Another thaw arrives today with mid 30s, low 40s not out of the question Sunday. We cool off a few degrees next week, a "split flow" nudging storms well south of Minnesota. A clipper may whip up a few decorative flurries on Christmas Eve, but I still expect the first "brown Christmas" since 2006.
Long range guidance is hinting at 40 on New Year's Day. A Year Without A (real) Winter? Stay tuned.

The Climate Post: Surprise Deal Emerges At United Nations Climate Talks. Huffington Post has the story: "In a surprise turnaround, the United Nations climate talks managed to produce a new deal to eventually curb global emissions moving forward. In a press release announcing the agreement, the United Nations Framework Convention on Climate Change (UNFCCC) called it a "breakthrough." The new agreement marks a break from the Kyoto Protocol, which divided the world into two categories -- the developed and the developing world. Instead, said the European Union's Climate Commissioner Connie Hedegaard, the new agreement reflects "today's mutually interdependent world," and moves toward an agreement that partners all countries in combating climate change."

Britain: Computer Equipment Seized In Climate E-Mail Inquiry. The New York Times has the story: "The British police said Thursday that they had seized computer equipment at a home in West Yorkshire as part of an investigation into the online dissemination of thousands of private e-mails from servers at the University of East Anglia in late 2009. Skeptics who challenge the science underlying global warming cited them to argue that scientists had distorted data to exaggerate the threat of global warming. Inquiries in Britain and the United States refuted that charge.

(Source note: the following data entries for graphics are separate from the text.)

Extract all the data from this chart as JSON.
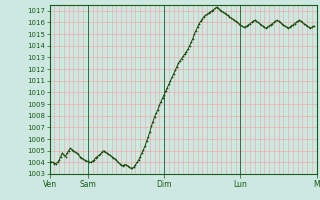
{
  "background_color": "#cce8e0",
  "plot_bg_color": "#cce8e0",
  "grid_color_v": "#f0a0a0",
  "grid_color_h": "#f0a0a0",
  "line_color": "#1a4a0a",
  "marker_color": "#1a4a0a",
  "axis_color": "#1a5a1a",
  "tick_label_color": "#1a5a1a",
  "ylim": [
    1003,
    1017.5
  ],
  "yticks": [
    1003,
    1004,
    1005,
    1006,
    1007,
    1008,
    1009,
    1010,
    1011,
    1012,
    1013,
    1014,
    1015,
    1016,
    1017
  ],
  "xtick_labels": [
    "Ven",
    "Sam",
    "Dim",
    "Lun",
    "M"
  ],
  "xtick_positions": [
    0,
    24,
    72,
    120,
    168
  ],
  "pressure_data": [
    1004.1,
    1004.0,
    1004.0,
    1003.9,
    1003.9,
    1004.0,
    1004.2,
    1004.5,
    1004.8,
    1004.6,
    1004.5,
    1004.8,
    1005.0,
    1005.2,
    1005.1,
    1005.0,
    1004.9,
    1004.8,
    1004.7,
    1004.5,
    1004.4,
    1004.3,
    1004.2,
    1004.1,
    1004.1,
    1004.0,
    1004.0,
    1004.1,
    1004.2,
    1004.4,
    1004.5,
    1004.6,
    1004.7,
    1004.9,
    1005.0,
    1004.9,
    1004.8,
    1004.7,
    1004.6,
    1004.5,
    1004.4,
    1004.3,
    1004.2,
    1004.0,
    1003.9,
    1003.8,
    1003.7,
    1003.8,
    1003.8,
    1003.7,
    1003.6,
    1003.5,
    1003.5,
    1003.6,
    1003.8,
    1004.0,
    1004.2,
    1004.5,
    1004.8,
    1005.1,
    1005.4,
    1005.8,
    1006.2,
    1006.6,
    1007.1,
    1007.5,
    1007.9,
    1008.2,
    1008.5,
    1008.9,
    1009.2,
    1009.5,
    1009.8,
    1010.1,
    1010.4,
    1010.7,
    1011.0,
    1011.3,
    1011.6,
    1011.9,
    1012.2,
    1012.5,
    1012.7,
    1012.9,
    1013.1,
    1013.3,
    1013.5,
    1013.7,
    1014.0,
    1014.3,
    1014.6,
    1015.0,
    1015.3,
    1015.6,
    1015.9,
    1016.1,
    1016.3,
    1016.5,
    1016.6,
    1016.7,
    1016.8,
    1016.9,
    1017.0,
    1017.1,
    1017.2,
    1017.3,
    1017.2,
    1017.1,
    1017.0,
    1016.9,
    1016.8,
    1016.7,
    1016.6,
    1016.5,
    1016.4,
    1016.3,
    1016.2,
    1016.1,
    1016.0,
    1015.9,
    1015.8,
    1015.7,
    1015.6,
    1015.6,
    1015.7,
    1015.8,
    1015.9,
    1016.0,
    1016.1,
    1016.2,
    1016.1,
    1016.0,
    1015.9,
    1015.8,
    1015.7,
    1015.6,
    1015.5,
    1015.6,
    1015.7,
    1015.8,
    1015.9,
    1016.0,
    1016.1,
    1016.2,
    1016.1,
    1016.0,
    1015.9,
    1015.8,
    1015.7,
    1015.6,
    1015.5,
    1015.6,
    1015.7,
    1015.8,
    1015.9,
    1016.0,
    1016.1,
    1016.2,
    1016.1,
    1016.0,
    1015.9,
    1015.8,
    1015.7,
    1015.6,
    1015.5,
    1015.6,
    1015.7
  ],
  "vline_color": "#3a6a3a"
}
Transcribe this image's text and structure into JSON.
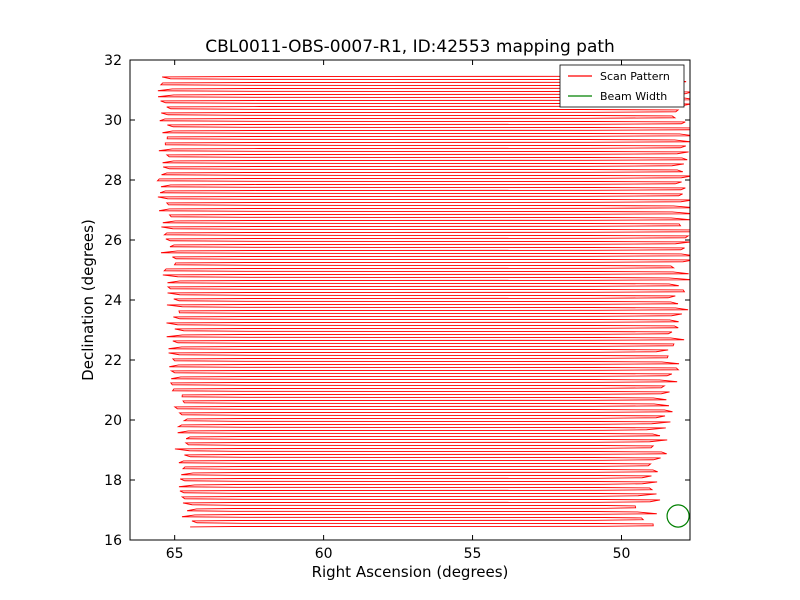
{
  "chart_data": {
    "type": "line",
    "title": "CBL0011-OBS-0007-R1, ID:42553 mapping path",
    "xlabel": "Right Ascension (degrees)",
    "ylabel": "Declination (degrees)",
    "xlim": [
      66.5,
      47.7
    ],
    "ylim": [
      16,
      32
    ],
    "x_reversed": true,
    "xticks": [
      65,
      60,
      55,
      50
    ],
    "yticks": [
      16,
      18,
      20,
      22,
      24,
      26,
      28,
      30,
      32
    ],
    "grid": false,
    "legend_position": "upper-right",
    "series": [
      {
        "name": "Scan Pattern",
        "color": "#ff0000",
        "scan": {
          "dec_start": 16.45,
          "dec_end": 31.45,
          "dec_step": 0.1,
          "ra_start_range": [
            64.5,
            65.3
          ],
          "ra_end_range": [
            49.2,
            47.9
          ],
          "pivot_left_ra": 62.3,
          "pivot_right_ra": 50.9
        }
      },
      {
        "name": "Beam Width",
        "color": "#008000",
        "circle": {
          "center_ra": 48.1,
          "center_dec": 16.8,
          "radius_deg": 0.37
        }
      }
    ]
  }
}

The police in Norfolk said that no one was arrested in the operation, which was carried out on Wednesday."

Governor Vows To Prepare California For Climate Change. The story from AP: "SAN FRANCISCO (AP) — The United Nations' top climate official joined California Gov. Jerry Brown on Thursday to call for renewed efforts in the state to more quickly adapt to the risks that extreme weather and a rising sea pose to agriculture and the coastline. Rajendra Pachauri, chairman of the United Nations Intergovernmental Panel on Climate Change, joined Brown, scientists, former Gov. Arnold Schwarzenegger and billionaire Sir Richard Branson at a conference at the California Academy of Sciences in Golden Gate Park. Brown organized the conference, he said, to urge people to "wake up" to extreme weather patterns caused by manmade global warming that he said are already causing damage, and to start thinking about what California ought to do to prepare for worse threats." Photo above courtesy of NASA.

Brown Slams Global Warming Skeptic's "Cult-like Behavior". NBC in the San Francisco Bay Area has the story: "It's not a sequel to "Twins." But it is an unlikely-looking political duo.  Arnold Schwarzenegger and Jerry Brown are headlining a climate change conference at the California Academy of Sciences in San Francisco. Brown, who spent much of his first year embroiled in California's budget fiasco, wasted no time today changing the subject. tossing a rhetorical bomb at skeptics of climate change. "The main thing we have to deal with in climate change is skepticism and denial, and the cult-like behavior of political lemmings that would take us over the cliff," Brown said, to the delight of  his invited audience."

More Thuggery From Deniers And Their Enablers. More death threats for climate scientists? From The Cost of Energy at "It has come to my attention that we now have yet another example of a threat to a highly respected member of the climate science community. This time, it’s Dr. Michael Mann, and the situation is a bit more convoluted than the normal, run-of-the-mill, denier-threatens-scientist story.

First, the evidence. On Judith Curry’s blog, one can find this piece of text:
Fifth, Mr. Matarese challenges me to support my calling him a goat buster.
Here is one quote:
"When I got a look into the e-mail communications which Dr. Mann mistakenly assumed would never get into the hands of the people he’d been so successfully defrauding and suppressing, I confess that it got my Sicilian up, and I began recalling remote locations in the Pine Barrens – well within driving distance of Centre County, Pennsylvania – where a little work with some shovels and a sack of quicklime could serve a genuine public benefit."